Пудака Балду вызвали тоже, но с ним никто советоваться не собирался, Горбуш-ага намерен был говорить с ним иначе. Однако это вовсе не значило, что Горбуш-ага сразу начал с разноса, наоборот, он завел разговор издалека, вроде бы так, вообще…
— Новое теперь настало время, новые у нас порядки, новые законы. Раньше не было ни колхозов, ни тракторов, ни плугов — каждый пахал свою делянку сохой, тащась за парой быков.
В прежнее время в нашем селе хватало богатых людей, имевших по две-три жены. Советская власть сказала им: живите с одной, остальных отпустите. Они послушались, многоженство было ликвидировано. Потом мы лишили богачей избирательных прав, а потом и вовсе раскулачили и выгнали из села.
Словом, эти самые что ни на есть уважаемые по прежним понятиям люди стали самыми неуважаемыми. Ленин предсказывал, что так будет, так оно все и вышло.
Теперь дальше. Советская власть и наша рабоче-крестьянская партия запрещают продавать девушек. Это закон. За нарушение этого закона виновного судят и дают ему наказание. Тут все ясно, и никаких возражений быть не может. — Горбуш-ага закашлялся и кашлял очень долго. Успокоившись наконец, сказал: — Еще вот что я хотел сказать, товарищи. Есть у нас один старый, я считаю, отживший унизительный обычай — муж с женой с первой своей брачной ночи до смертного одра не зовут друг друга по имени. Спят под одним одеялом, голову кладут на одну подушку, растят детей, — словом, нет людей ближе, а по имени друг друга не зовут — стыдно считается. Он ей говорит: «Эй!», она ему: «Ай!» Куда это годится? Я считаю, вопрос этот надо поставить на ближайшем же партсобрании! Вот так, — Горбуш-ага вопросительно поглядел на председателя.
— Поставим, — сказал молла Акым, слегка шевельнувшись на месте.
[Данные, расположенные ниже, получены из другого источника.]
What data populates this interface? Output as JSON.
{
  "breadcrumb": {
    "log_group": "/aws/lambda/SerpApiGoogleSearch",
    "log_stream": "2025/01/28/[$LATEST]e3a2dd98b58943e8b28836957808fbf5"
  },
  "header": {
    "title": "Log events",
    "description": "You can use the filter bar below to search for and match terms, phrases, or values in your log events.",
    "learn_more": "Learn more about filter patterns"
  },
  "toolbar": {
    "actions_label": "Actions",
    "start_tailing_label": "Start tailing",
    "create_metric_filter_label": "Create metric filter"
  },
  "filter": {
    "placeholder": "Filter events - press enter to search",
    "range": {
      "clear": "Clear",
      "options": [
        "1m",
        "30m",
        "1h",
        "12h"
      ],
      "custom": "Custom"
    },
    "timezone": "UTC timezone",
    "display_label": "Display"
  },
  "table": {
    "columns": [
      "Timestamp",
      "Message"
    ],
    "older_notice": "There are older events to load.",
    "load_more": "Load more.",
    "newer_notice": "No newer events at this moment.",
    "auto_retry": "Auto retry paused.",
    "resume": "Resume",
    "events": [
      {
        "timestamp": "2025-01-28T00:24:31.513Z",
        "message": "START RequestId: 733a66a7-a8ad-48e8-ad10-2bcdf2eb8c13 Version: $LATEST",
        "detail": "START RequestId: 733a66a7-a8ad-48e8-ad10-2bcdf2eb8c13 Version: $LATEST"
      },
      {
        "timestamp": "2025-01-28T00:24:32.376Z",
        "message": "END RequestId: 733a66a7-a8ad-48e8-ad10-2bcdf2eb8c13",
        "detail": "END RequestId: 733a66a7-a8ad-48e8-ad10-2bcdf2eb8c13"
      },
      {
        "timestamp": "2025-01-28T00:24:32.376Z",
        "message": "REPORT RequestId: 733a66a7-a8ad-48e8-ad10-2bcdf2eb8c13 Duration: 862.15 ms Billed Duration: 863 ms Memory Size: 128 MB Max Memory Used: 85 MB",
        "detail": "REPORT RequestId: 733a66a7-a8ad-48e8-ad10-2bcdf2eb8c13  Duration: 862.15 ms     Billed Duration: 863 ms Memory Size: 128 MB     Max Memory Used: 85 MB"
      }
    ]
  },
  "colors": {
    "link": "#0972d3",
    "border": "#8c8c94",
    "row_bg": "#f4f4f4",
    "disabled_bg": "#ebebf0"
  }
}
— Тогда, стало быть, перейдем к главному нашему вопросу на сегодняшней повестке, — сказал Горбуш-ага и вздохнул. Пудак Балда беспокойно заерзал. — Значит, так, товарищи. Старые позорные обычаи отмирают, возникают новые порядки, новые обычаи. Раньше у нас было принято продавать девушек. Мы продавали своих дочерей, как скотину, как корову какую-нибудь. Нами, коммунистами, этот позорный обычай, можно сказать, изжит, сошел на нет. Я выдал обеих своих без всякого калыма. Акым — вот он сидит — подтвердить может. Наш положительный почин распространяется среди односельчан, среди товарищей колхозников. Вот, к примеру, Дурджахан, ударница, передовая наша колхозница, тоже намерена выдать дочь без калыма, устроить комсомольскую свадьбу. Мы со своей стороны — правление колхоза, партячейка — готовы оказать ей всяческую помощь, — Горбуш-ага снова бросил взгляд на председателя.